AA: I think people who go through significant experiences as outsiders (unable to comfortably fit into the dominant culture around themselves) are uniquely poised to become writers. In having to occupy multiple identities you see how those identities are constructed, how fluid they can be, and you see how the dominant cultures react to those identities and maybe you consider why. In my own experience, having to adapt to very different social situations and feeling that so much was at stake in my ability to adapt, I came to look very critically at the world around me. Writing is a way to help me make sense of the space between these selves—straight vs. queer, mother vs. free woman, disabled vs. able-bodied.
AW: Why do you think you’ve turned to essay and memoir as your creative writing expression, and not, like your father, to poetry? I mean, my god, your writing is lyrical and poetic in its own right: “Such a strange expression, I thought to myself: ‘full-blown AIDS.’ Why ‘full-blown’?… I thought of an orchid in the summer, its petals expanded to their full blossom, exploding with gaudy color, sticky nectar, and scent. I pictured something blown apart, like a dandelion, fully blown until nothing is left but the naked stem.”

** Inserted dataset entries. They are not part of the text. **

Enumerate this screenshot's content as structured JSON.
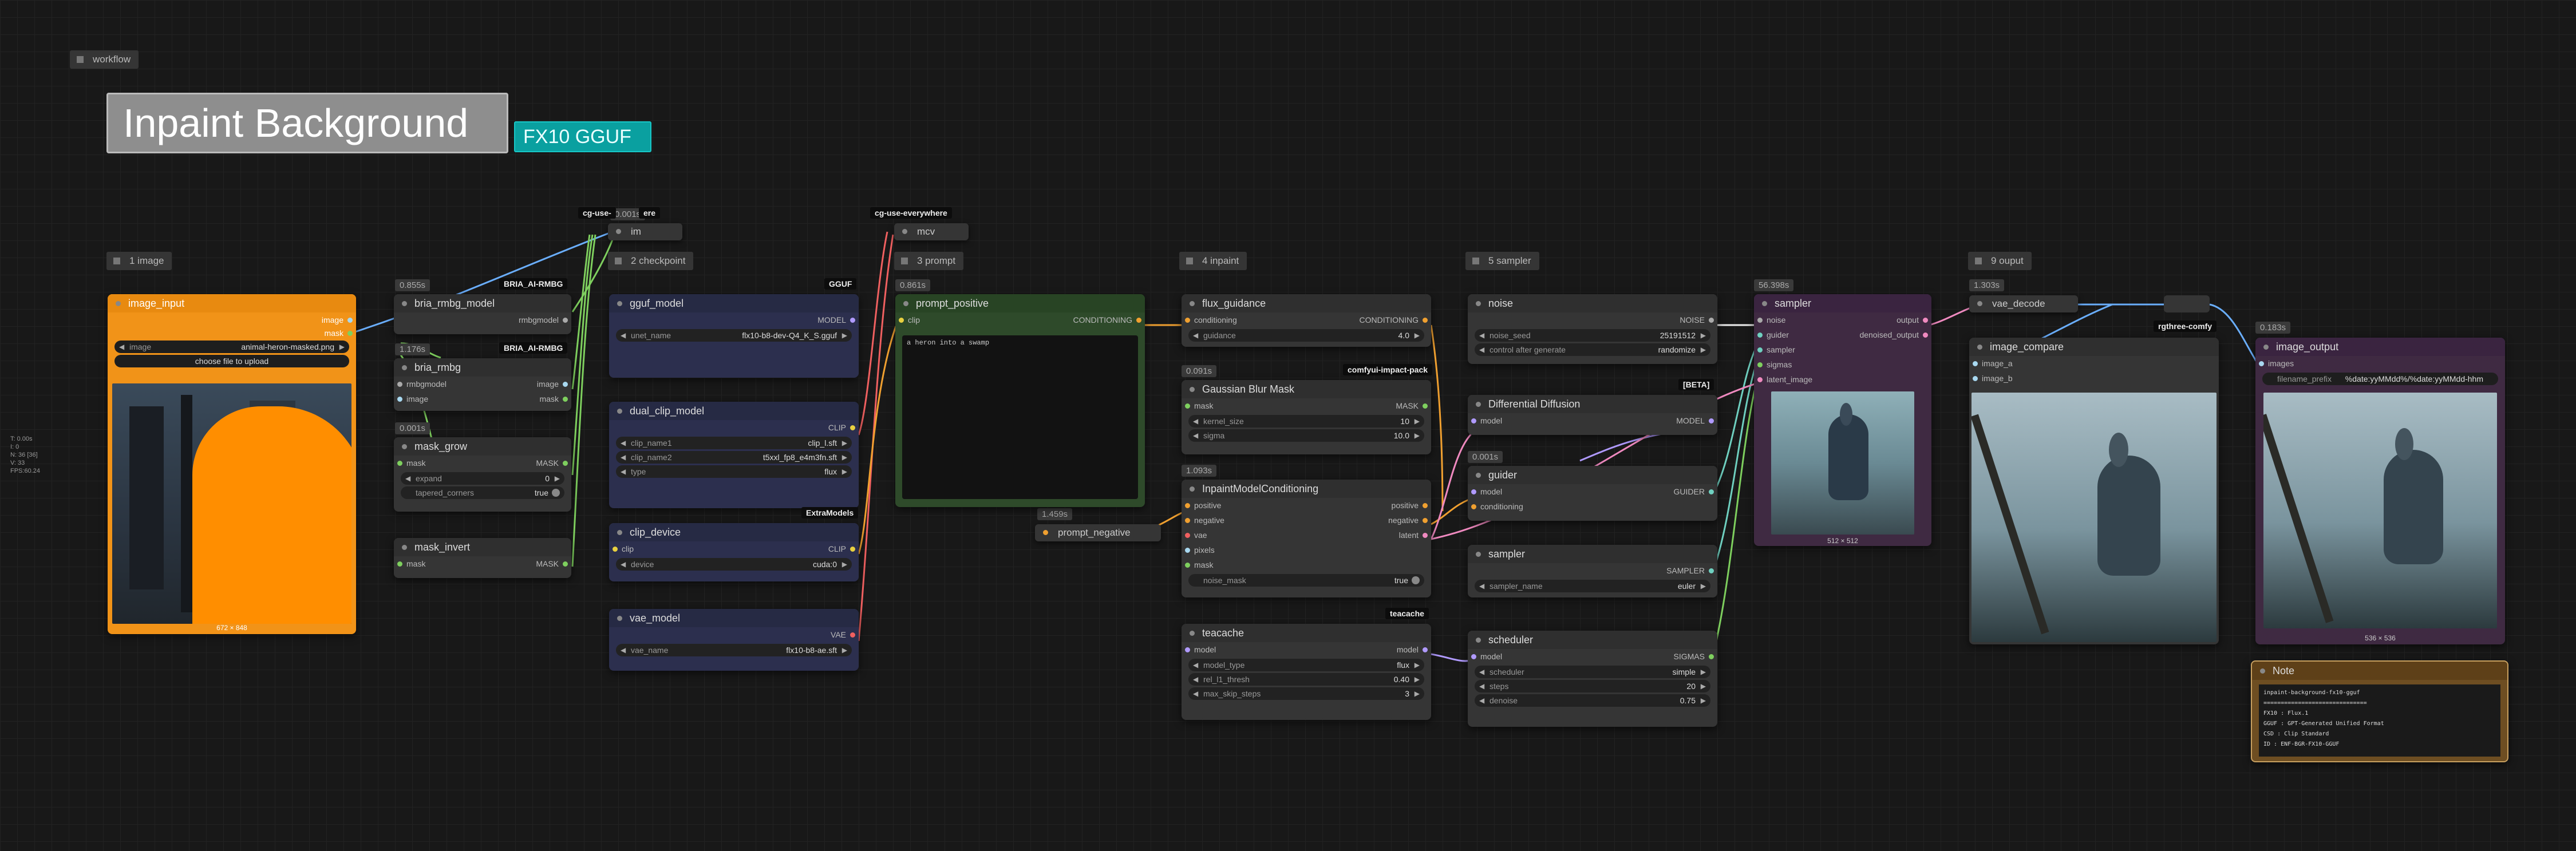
{
  "workflow_tag": "workflow",
  "header": {
    "title": "Inpaint Background",
    "subtitle": "FX10 GGUF"
  },
  "debug": [
    "T: 0.00s",
    "I: 0",
    "N: 36 [36]",
    "V: 33",
    "FPS:60.24"
  ],
  "groups": {
    "image": "1 image",
    "checkpoint": "2 checkpoint",
    "prompt": "3 prompt",
    "inpaint": "4 inpaint",
    "sampler": "5 sampler",
    "output": "9 ouput"
  },
  "badges": {
    "cg_use_left": "cg-use-",
    "cg_use_left_tail": "ere",
    "cg_use_everywhere": "cg-use-everywhere",
    "bria_1": "BRIA_AI-RMBG",
    "bria_2": "BRIA_AI-RMBG",
    "gguf": "GGUF",
    "extra_models": "ExtraModels",
    "impact_pack": "comfyui-impact-pack",
    "beta": "[BETA]",
    "teacache": "teacache",
    "rgthree": "rgthree-comfy"
  },
  "timers": {
    "im": "0.001s",
    "bria_model": "0.855s",
    "bria": "1.176s",
    "mask_grow": "0.001s",
    "prompt": "0.861s",
    "prompt_negative": "1.459s",
    "gaussian": "0.091s",
    "inpaint_cond": "1.093s",
    "guider": "0.001s",
    "sampler": "56.398s",
    "vae_decode": "1.303s",
    "image_output": "0.183s"
  },
  "nodes": {
    "image_input": {
      "title": "image_input",
      "outputs": [
        "image",
        "mask"
      ],
      "image_label": "image",
      "image_value": "animal-heron-masked.png",
      "upload_label": "choose file to upload",
      "caption": "672 × 848"
    },
    "bria_rmbg_model": {
      "title": "bria_rmbg_model",
      "output": "rmbgmodel"
    },
    "bria_rmbg": {
      "title": "bria_rmbg",
      "inputs": [
        "rmbgmodel",
        "image"
      ],
      "outputs": [
        "image",
        "mask"
      ]
    },
    "mask_grow": {
      "title": "mask_grow",
      "input": "mask",
      "output": "MASK",
      "expand_label": "expand",
      "expand_value": "0",
      "tapered_label": "tapered_corners",
      "tapered_value": "true"
    },
    "mask_invert": {
      "title": "mask_invert",
      "input": "mask",
      "output": "MASK"
    },
    "im": {
      "title": "im"
    },
    "mcv": {
      "title": "mcv"
    },
    "gguf_model": {
      "title": "gguf_model",
      "output": "MODEL",
      "unet_label": "unet_name",
      "unet_value": "flx10-b8-dev-Q4_K_S.gguf"
    },
    "dual_clip_model": {
      "title": "dual_clip_model",
      "output": "CLIP",
      "clip1_label": "clip_name1",
      "clip1_value": "clip_l.sft",
      "clip2_label": "clip_name2",
      "clip2_value": "t5xxl_fp8_e4m3fn.sft",
      "type_label": "type",
      "type_value": "flux"
    },
    "clip_device": {
      "title": "clip_device",
      "input": "clip",
      "output": "CLIP",
      "device_label": "device",
      "device_value": "cuda:0"
    },
    "vae_model": {
      "title": "vae_model",
      "output": "VAE",
      "vae_label": "vae_name",
      "vae_value": "flx10-b8-ae.sft"
    },
    "prompt_positive": {
      "title": "prompt_positive",
      "input": "clip",
      "output": "CONDITIONING",
      "text": "a heron into a swamp"
    },
    "prompt_negative": {
      "title": "prompt_negative"
    },
    "flux_guidance": {
      "title": "flux_guidance",
      "input": "conditioning",
      "output": "CONDITIONING",
      "guidance_label": "guidance",
      "guidance_value": "4.0"
    },
    "gaussian": {
      "title": "Gaussian Blur Mask",
      "input": "mask",
      "output": "MASK",
      "kernel_label": "kernel_size",
      "kernel_value": "10",
      "sigma_label": "sigma",
      "sigma_value": "10.0"
    },
    "inpaint_cond": {
      "title": "InpaintModelConditioning",
      "inputs": [
        "positive",
        "negative",
        "vae",
        "pixels",
        "mask"
      ],
      "outputs": [
        "positive",
        "negative",
        "latent"
      ],
      "noise_label": "noise_mask",
      "noise_value": "true"
    },
    "teacache": {
      "title": "teacache",
      "input": "model",
      "output": "model",
      "type_label": "model_type",
      "type_value": "flux",
      "thresh_label": "rel_l1_thresh",
      "thresh_value": "0.40",
      "skip_label": "max_skip_steps",
      "skip_value": "3"
    },
    "noise": {
      "title": "noise",
      "output": "NOISE",
      "seed_label": "noise_seed",
      "seed_value": "25191512",
      "control_label": "control after generate",
      "control_value": "randomize"
    },
    "diff_diffusion": {
      "title": "Differential Diffusion",
      "input": "model",
      "output": "MODEL"
    },
    "guider": {
      "title": "guider",
      "inputs": [
        "model",
        "conditioning"
      ],
      "output": "GUIDER"
    },
    "sampler_select": {
      "title": "sampler",
      "output": "SAMPLER",
      "name_label": "sampler_name",
      "name_value": "euler"
    },
    "scheduler": {
      "title": "scheduler",
      "input": "model",
      "output": "SIGMAS",
      "sched_label": "scheduler",
      "sched_value": "simple",
      "steps_label": "steps",
      "steps_value": "20",
      "denoise_label": "denoise",
      "denoise_value": "0.75"
    },
    "sampler": {
      "title": "sampler",
      "inputs": [
        "noise",
        "guider",
        "sampler",
        "sigmas",
        "latent_image"
      ],
      "outputs": [
        "output",
        "denoised_output"
      ],
      "caption": "512 × 512"
    },
    "vae_decode": {
      "title": "vae_decode"
    },
    "image_compare": {
      "title": "image_compare",
      "inputs": [
        "image_a",
        "image_b"
      ]
    },
    "image_output": {
      "title": "image_output",
      "input": "images",
      "prefix_label": "filename_prefix",
      "prefix_value": "%date:yyMMdd%/%date:yyMMdd-hhm",
      "caption": "536 × 536"
    },
    "note": {
      "title": "Note",
      "lines": [
        "inpaint-background-fx10-gguf",
        "==============================",
        "FX10 : Flux.1",
        "GGUF : GPT-Generated Unified Format",
        "CSD  : Clip Standard",
        "ID   : ENF-BGR-FX10-GGUF"
      ]
    }
  }
}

Have you had an inkling to write poetry? Please do.
AA: I think I always saw poetry as my dad’s “thing.” I’m also made very uncomfortable when I read or hear bad poetry, poetry that feels forced, pretentious, failed. I think because I went to so many poetry readings as a kid I heard a lot of bad poetry (along with the good poetry) so there’s a big cringe factor in play. For me to become a decent poet, I think I’d have to write a lot of bad poetry and I just don’t know if I have the stomach for it. It’s different with non-fiction prose for some reason. I feel grounded in straight-forward truth, good writing like a windowpane.

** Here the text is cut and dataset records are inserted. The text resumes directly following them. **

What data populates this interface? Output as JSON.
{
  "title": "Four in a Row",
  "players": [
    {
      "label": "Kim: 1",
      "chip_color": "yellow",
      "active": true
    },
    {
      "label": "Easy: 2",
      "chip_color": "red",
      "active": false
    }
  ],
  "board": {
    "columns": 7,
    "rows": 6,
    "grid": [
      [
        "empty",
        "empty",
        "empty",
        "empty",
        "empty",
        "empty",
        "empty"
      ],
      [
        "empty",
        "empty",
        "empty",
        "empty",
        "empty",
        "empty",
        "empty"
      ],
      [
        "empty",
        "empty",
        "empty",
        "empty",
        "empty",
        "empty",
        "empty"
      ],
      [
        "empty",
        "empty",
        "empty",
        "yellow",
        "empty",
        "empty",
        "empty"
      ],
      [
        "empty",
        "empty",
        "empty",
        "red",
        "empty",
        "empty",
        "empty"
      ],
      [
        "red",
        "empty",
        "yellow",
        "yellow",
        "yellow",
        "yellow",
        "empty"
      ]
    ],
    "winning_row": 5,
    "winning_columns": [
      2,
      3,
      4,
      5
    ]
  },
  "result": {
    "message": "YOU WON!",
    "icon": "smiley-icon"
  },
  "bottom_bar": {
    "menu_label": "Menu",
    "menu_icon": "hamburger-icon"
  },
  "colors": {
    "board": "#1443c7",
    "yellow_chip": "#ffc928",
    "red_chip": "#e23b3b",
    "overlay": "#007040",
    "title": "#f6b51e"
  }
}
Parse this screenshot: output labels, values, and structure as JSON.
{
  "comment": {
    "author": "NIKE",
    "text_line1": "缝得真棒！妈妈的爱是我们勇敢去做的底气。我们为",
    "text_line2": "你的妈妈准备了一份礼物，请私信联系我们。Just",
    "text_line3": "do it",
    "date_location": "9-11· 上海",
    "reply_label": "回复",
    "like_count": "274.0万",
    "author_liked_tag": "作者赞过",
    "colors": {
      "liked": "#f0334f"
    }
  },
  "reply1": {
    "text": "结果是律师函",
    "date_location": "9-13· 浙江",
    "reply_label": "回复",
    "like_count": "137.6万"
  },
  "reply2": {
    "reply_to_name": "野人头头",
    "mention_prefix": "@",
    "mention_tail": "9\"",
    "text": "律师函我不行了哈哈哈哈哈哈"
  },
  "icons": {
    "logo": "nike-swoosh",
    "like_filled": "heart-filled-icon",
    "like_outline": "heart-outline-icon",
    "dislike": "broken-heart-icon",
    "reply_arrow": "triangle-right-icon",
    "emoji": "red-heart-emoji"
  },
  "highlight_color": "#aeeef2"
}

AW: So much of how you describe San Francisco and the Haight in the eighties reminds me of my childhood in the East Village in the nineties—its general wackiness and eclectic scene. But there was also the sense of a cultural duality and shift—both cities exploding with artistic revivals, while at the same time exploding in a devastating drug and AIDS epidemic. This seems so specific to these places and time. Was this a duality that you felt and understood when you were growing up? Have you experienced that kind of dual cultural explosion anywhere else since?
Do you see it as a particularly “American” occurrence?

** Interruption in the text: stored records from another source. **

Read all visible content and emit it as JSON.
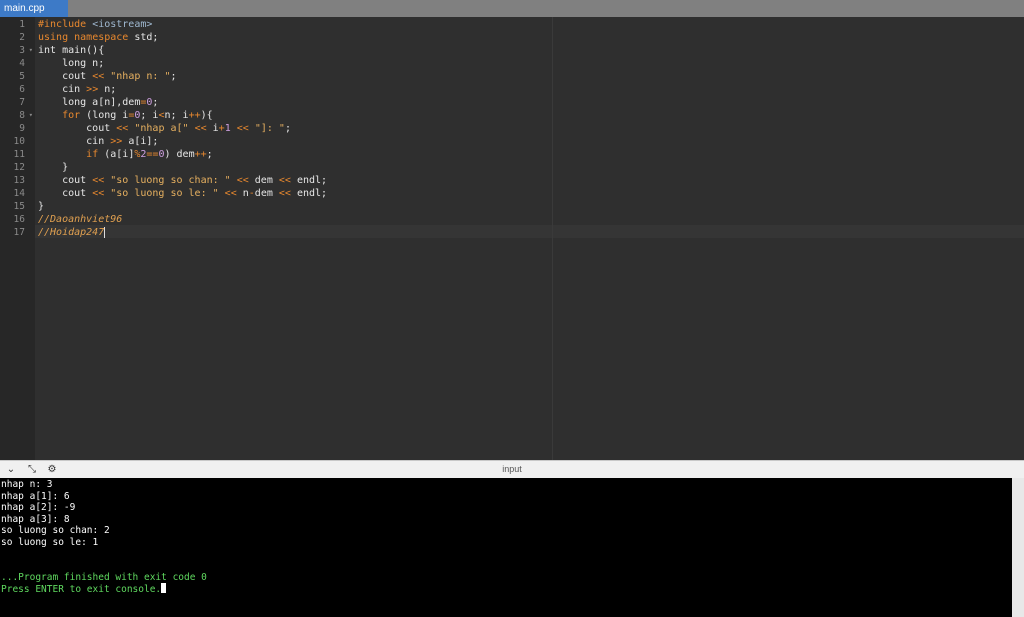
{
  "tab": {
    "label": "main.cpp"
  },
  "editor": {
    "lines": [
      [
        [
          "pre",
          "#include "
        ],
        [
          "inc",
          "<iostream>"
        ]
      ],
      [
        [
          "k",
          "using"
        ],
        [
          "t",
          " "
        ],
        [
          "k",
          "namespace"
        ],
        [
          "t",
          " std;"
        ]
      ],
      [
        [
          "t",
          "int main(){"
        ]
      ],
      [
        [
          "t",
          "    long n;"
        ]
      ],
      [
        [
          "t",
          "    cout "
        ],
        [
          "o",
          "<<"
        ],
        [
          "t",
          " "
        ],
        [
          "s",
          "\"nhap n: \""
        ],
        [
          "t",
          ";"
        ]
      ],
      [
        [
          "t",
          "    cin "
        ],
        [
          "o",
          ">>"
        ],
        [
          "t",
          " n;"
        ]
      ],
      [
        [
          "t",
          "    long a[n],dem"
        ],
        [
          "o",
          "="
        ],
        [
          "n",
          "0"
        ],
        [
          "t",
          ";"
        ]
      ],
      [
        [
          "t",
          "    "
        ],
        [
          "k",
          "for"
        ],
        [
          "t",
          " (long i"
        ],
        [
          "o",
          "="
        ],
        [
          "n",
          "0"
        ],
        [
          "t",
          "; i"
        ],
        [
          "o",
          "<"
        ],
        [
          "t",
          "n; i"
        ],
        [
          "o",
          "++"
        ],
        [
          "t",
          "){"
        ]
      ],
      [
        [
          "t",
          "        cout "
        ],
        [
          "o",
          "<<"
        ],
        [
          "t",
          " "
        ],
        [
          "s",
          "\"nhap a[\""
        ],
        [
          "t",
          " "
        ],
        [
          "o",
          "<<"
        ],
        [
          "t",
          " i"
        ],
        [
          "o",
          "+"
        ],
        [
          "n",
          "1"
        ],
        [
          "t",
          " "
        ],
        [
          "o",
          "<<"
        ],
        [
          "t",
          " "
        ],
        [
          "s",
          "\"]: \""
        ],
        [
          "t",
          ";"
        ]
      ],
      [
        [
          "t",
          "        cin "
        ],
        [
          "o",
          ">>"
        ],
        [
          "t",
          " a[i];"
        ]
      ],
      [
        [
          "t",
          "        "
        ],
        [
          "k",
          "if"
        ],
        [
          "t",
          " (a[i]"
        ],
        [
          "o",
          "%"
        ],
        [
          "n",
          "2"
        ],
        [
          "o",
          "=="
        ],
        [
          "n",
          "0"
        ],
        [
          "t",
          ") dem"
        ],
        [
          "o",
          "++"
        ],
        [
          "t",
          ";"
        ]
      ],
      [
        [
          "t",
          "    }"
        ]
      ],
      [
        [
          "t",
          "    cout "
        ],
        [
          "o",
          "<<"
        ],
        [
          "t",
          " "
        ],
        [
          "s",
          "\"so luong so chan: \""
        ],
        [
          "t",
          " "
        ],
        [
          "o",
          "<<"
        ],
        [
          "t",
          " dem "
        ],
        [
          "o",
          "<<"
        ],
        [
          "t",
          " endl;"
        ]
      ],
      [
        [
          "t",
          "    cout "
        ],
        [
          "o",
          "<<"
        ],
        [
          "t",
          " "
        ],
        [
          "s",
          "\"so luong so le: \""
        ],
        [
          "t",
          " "
        ],
        [
          "o",
          "<<"
        ],
        [
          "t",
          " n"
        ],
        [
          "o",
          "-"
        ],
        [
          "t",
          "dem "
        ],
        [
          "o",
          "<<"
        ],
        [
          "t",
          " endl;"
        ]
      ],
      [
        [
          "t",
          "}"
        ]
      ],
      [
        [
          "c",
          "//Daoanhviet96"
        ]
      ],
      [
        [
          "c",
          "//Hoidap247"
        ]
      ]
    ],
    "line_numbers": [
      "1",
      "2",
      "3",
      "4",
      "5",
      "6",
      "7",
      "8",
      "9",
      "10",
      "11",
      "12",
      "13",
      "14",
      "15",
      "16",
      "17"
    ],
    "fold_lines": [
      3,
      8
    ]
  },
  "panel": {
    "title": "input",
    "icons": [
      "chevron-down-icon",
      "expand-icon",
      "settings-icon"
    ]
  },
  "console": {
    "output_lines": [
      "nhap n: 3",
      "nhap a[1]: 6",
      "nhap a[2]: -9",
      "nhap a[3]: 8",
      "so luong so chan: 2",
      "so luong so le: 1",
      "",
      "",
      "...Program finished with exit code 0",
      "Press ENTER to exit console."
    ],
    "status_color": "#5fd85f"
  }
}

AA: I often think that hard times—drugs wars, economic recessions, etc. —are accompanied by explosions in artistic creativity. Certainly within the world I knew there was a sense of—the world is going to hell, let’s live it up now or at least try new things. I feel very lucky to have known the San Francisco of the 70s and 80s. It was a special place, as I know was the East Village was in those eras. These environments cultivated artists and young people because they were hospitable to them—cheap, open, experimental—and the San Francisco and East Village of today are of course very different. I can’t say whether this is uniquely American. But I believe there will always be new neighborhoods spilling over with dirty creative energy as there are people with that energy to burn. I’m a mom now, with a car and a house so, regrettably, I don’t know where those neighborhoods are.